The acquisition is a strategic fit for Rayonier as it will substantially enhance the scale of the company’s Pacific Northwest timberland portfolio. According to Rayonier’s prior announcement about the deal in January, the buyout leads to adding 125,000 acres of fee ownership and increasing sustainable yield by 57 MMBF (or 455,000 tons) annually. Moreover, the quality of Rayonier’s Pacific Northwest portfolio gets uplift, as the proportion of Douglas-fir merchantable inventory will increase from 60% to 68%. The move adds to the geographic and log market diversity, as well as increases the proportion of ground-based logging, with significantly lower operating costs.

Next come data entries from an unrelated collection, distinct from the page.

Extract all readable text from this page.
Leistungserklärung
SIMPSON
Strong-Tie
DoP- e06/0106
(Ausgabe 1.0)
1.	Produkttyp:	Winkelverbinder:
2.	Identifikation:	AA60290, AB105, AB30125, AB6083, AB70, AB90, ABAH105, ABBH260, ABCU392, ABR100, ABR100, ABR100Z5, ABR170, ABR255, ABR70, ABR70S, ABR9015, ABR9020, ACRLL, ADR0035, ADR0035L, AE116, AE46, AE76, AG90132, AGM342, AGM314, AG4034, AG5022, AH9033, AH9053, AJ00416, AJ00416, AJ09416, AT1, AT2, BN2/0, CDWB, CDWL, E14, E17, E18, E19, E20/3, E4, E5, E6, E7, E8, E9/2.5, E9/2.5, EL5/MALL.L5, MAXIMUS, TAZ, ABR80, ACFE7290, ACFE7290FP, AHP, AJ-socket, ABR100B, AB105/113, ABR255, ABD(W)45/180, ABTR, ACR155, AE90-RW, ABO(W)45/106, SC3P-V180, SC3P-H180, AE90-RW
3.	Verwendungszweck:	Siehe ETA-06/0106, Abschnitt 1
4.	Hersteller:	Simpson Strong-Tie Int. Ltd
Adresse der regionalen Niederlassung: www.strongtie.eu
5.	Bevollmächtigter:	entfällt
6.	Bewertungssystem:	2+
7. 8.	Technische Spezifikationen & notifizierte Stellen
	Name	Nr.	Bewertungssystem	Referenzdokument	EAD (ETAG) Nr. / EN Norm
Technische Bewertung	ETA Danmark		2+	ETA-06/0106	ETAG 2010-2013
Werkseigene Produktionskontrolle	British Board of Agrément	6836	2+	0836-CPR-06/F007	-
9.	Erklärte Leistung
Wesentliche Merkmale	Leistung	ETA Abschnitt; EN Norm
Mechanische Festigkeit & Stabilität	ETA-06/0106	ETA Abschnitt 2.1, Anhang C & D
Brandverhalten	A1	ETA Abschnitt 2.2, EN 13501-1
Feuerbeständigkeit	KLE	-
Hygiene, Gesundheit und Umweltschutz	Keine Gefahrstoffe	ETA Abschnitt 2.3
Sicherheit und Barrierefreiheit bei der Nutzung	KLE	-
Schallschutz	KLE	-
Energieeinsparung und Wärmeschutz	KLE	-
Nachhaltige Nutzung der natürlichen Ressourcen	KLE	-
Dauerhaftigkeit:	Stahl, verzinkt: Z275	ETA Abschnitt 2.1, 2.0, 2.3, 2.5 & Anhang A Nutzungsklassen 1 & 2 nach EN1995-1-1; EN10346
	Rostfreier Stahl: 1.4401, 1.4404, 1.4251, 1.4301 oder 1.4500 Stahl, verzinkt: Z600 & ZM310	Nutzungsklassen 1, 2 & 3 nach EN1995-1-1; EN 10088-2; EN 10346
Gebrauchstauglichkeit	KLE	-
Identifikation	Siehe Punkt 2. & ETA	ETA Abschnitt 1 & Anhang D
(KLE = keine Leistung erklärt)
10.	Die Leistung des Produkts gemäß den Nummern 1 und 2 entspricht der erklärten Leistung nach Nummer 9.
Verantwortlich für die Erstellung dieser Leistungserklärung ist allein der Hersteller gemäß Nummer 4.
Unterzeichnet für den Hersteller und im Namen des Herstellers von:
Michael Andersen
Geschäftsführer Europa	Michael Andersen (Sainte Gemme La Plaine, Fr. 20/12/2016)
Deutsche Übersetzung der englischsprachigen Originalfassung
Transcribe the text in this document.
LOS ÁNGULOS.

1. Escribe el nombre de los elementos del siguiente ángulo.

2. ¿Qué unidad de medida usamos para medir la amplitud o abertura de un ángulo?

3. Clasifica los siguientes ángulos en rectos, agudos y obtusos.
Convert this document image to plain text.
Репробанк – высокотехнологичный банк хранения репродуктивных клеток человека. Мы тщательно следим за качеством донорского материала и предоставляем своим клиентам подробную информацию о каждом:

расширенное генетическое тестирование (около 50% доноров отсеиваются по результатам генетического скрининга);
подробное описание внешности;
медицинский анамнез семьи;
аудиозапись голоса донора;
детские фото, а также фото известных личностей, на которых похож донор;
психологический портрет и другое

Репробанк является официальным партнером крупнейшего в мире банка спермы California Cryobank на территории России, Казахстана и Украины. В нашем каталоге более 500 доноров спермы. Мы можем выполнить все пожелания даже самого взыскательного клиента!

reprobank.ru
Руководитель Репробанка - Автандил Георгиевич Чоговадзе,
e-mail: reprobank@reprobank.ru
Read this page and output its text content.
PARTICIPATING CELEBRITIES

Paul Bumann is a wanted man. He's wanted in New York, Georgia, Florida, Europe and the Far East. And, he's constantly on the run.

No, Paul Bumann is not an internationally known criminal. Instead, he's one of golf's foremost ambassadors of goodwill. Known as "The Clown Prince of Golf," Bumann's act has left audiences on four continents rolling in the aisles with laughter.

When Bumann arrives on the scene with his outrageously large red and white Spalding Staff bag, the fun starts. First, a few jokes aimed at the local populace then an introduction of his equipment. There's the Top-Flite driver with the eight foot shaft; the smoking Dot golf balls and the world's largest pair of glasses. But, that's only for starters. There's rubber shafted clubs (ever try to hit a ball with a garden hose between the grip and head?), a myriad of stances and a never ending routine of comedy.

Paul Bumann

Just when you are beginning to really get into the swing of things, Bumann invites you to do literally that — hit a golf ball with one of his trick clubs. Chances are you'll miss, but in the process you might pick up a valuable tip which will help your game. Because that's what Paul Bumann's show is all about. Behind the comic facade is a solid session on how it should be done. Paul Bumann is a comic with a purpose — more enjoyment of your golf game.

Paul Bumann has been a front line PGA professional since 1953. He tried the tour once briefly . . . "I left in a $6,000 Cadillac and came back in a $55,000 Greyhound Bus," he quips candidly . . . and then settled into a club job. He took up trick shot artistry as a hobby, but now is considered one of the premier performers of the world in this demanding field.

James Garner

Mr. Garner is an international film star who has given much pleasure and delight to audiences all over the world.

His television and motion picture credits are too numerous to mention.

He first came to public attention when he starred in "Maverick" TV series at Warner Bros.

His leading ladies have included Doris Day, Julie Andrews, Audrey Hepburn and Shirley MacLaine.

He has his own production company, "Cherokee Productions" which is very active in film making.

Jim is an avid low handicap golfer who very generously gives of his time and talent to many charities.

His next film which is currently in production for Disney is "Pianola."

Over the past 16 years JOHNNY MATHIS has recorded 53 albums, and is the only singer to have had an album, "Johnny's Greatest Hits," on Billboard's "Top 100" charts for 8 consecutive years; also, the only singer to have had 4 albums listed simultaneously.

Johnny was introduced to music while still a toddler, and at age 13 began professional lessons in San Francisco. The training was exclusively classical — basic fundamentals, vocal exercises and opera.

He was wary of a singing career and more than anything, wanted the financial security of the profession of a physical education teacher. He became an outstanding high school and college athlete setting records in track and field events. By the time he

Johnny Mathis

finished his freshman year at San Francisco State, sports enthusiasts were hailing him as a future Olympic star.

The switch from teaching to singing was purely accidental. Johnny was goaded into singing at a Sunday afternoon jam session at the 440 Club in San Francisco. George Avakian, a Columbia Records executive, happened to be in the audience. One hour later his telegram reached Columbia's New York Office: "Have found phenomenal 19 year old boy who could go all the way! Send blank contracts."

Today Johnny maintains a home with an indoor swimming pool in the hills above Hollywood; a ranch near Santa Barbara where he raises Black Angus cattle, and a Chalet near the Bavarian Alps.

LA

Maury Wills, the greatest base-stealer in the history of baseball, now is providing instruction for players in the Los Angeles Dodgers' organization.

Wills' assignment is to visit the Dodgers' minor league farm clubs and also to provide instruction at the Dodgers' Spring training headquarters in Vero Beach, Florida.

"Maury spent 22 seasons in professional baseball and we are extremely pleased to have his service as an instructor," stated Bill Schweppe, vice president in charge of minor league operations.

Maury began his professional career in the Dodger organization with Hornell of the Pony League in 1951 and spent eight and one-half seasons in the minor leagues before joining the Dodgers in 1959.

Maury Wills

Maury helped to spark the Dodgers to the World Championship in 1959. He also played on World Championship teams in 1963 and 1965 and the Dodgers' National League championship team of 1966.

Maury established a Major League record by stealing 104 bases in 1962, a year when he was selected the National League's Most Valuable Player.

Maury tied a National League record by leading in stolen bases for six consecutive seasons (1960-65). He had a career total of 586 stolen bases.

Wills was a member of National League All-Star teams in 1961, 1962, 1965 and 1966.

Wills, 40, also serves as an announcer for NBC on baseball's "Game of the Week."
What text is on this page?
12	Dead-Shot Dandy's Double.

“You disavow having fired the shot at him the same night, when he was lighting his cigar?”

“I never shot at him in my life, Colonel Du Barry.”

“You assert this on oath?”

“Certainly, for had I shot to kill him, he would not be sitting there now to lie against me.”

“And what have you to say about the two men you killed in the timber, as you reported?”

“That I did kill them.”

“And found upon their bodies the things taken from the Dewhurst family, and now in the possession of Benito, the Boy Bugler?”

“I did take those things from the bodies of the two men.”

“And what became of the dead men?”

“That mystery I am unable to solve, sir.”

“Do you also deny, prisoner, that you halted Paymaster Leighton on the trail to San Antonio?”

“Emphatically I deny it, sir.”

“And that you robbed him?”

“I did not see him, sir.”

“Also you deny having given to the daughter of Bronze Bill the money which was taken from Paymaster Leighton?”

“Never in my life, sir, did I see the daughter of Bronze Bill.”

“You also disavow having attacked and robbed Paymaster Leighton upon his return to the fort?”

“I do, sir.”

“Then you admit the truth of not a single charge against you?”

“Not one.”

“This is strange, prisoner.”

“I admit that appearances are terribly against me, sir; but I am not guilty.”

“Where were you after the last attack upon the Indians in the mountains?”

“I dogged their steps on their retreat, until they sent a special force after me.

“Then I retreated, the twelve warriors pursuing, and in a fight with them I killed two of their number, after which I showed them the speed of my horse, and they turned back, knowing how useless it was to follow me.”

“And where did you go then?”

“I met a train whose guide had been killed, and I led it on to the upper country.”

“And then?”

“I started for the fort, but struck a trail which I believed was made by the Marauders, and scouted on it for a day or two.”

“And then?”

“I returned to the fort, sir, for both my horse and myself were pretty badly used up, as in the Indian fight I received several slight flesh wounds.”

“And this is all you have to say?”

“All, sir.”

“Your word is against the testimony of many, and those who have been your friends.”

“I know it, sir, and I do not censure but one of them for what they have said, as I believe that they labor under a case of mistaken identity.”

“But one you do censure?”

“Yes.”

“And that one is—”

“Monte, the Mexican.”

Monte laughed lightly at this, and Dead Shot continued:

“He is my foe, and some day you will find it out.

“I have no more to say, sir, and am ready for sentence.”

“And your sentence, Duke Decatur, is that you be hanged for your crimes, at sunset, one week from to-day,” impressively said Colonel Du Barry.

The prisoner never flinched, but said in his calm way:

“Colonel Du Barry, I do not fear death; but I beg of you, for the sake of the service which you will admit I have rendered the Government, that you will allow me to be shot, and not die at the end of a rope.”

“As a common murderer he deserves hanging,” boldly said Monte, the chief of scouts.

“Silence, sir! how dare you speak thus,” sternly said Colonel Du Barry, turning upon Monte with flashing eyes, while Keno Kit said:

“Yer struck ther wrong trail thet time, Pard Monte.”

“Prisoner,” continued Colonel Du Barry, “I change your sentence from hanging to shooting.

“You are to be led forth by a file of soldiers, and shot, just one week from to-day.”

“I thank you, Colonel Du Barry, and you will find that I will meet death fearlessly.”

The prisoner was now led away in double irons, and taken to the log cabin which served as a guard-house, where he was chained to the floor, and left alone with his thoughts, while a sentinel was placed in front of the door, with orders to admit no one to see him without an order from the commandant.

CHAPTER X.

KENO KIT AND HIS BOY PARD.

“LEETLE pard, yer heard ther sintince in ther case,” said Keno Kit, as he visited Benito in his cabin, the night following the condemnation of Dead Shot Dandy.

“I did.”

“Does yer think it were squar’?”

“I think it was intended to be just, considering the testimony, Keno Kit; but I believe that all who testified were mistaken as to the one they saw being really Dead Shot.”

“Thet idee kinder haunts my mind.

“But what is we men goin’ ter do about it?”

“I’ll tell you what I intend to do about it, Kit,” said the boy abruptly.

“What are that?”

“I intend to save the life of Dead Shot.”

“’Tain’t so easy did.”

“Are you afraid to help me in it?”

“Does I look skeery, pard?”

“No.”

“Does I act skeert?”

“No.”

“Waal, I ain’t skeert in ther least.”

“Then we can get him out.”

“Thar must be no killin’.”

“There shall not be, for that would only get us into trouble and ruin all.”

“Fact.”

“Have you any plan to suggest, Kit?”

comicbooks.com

The acquisition will also result in adding 17,000 “look-through” acres from timber fund business as well as offer the scope to capitalize on regional expertise in silvicultural practices, log marketing and logistics. Furthermore, the move will solidify the pipeline of value-added HBU and real estate development opportunities, including projects in Gig Harbor, Port Gamble, Kingston and Bainbridge Island in the west Puget Sound area.
The acquisition will lead to expected synergies of $5 million annually. The company will benefit from the reduction of overhead expenses and elimination of redundant public company costs. Additionally, there is an opportunity to lower debt through portfolio optimization and large dispositions. Further, the umbrella partnership real estate investment trust (“UPREIT”) structure provides tax deferral option for Pope unitholders, while facilitating future timberland buyouts prospects for Rayonier.
Rayonier owns a portfolio of timberlands in some of the most productive timber-growing regions of the U.S. South, Pacific Northwest and New Zealand. Strategic acquisitions also augur well. However, the company has revised its full-year outlook on the coronavirus pandemic and related uncertainties.
Shares of this Zacks Rank #3 (Hold) company have lost 23.2% so far in the year, slightly wider than 22.2% decline recorded by the industry.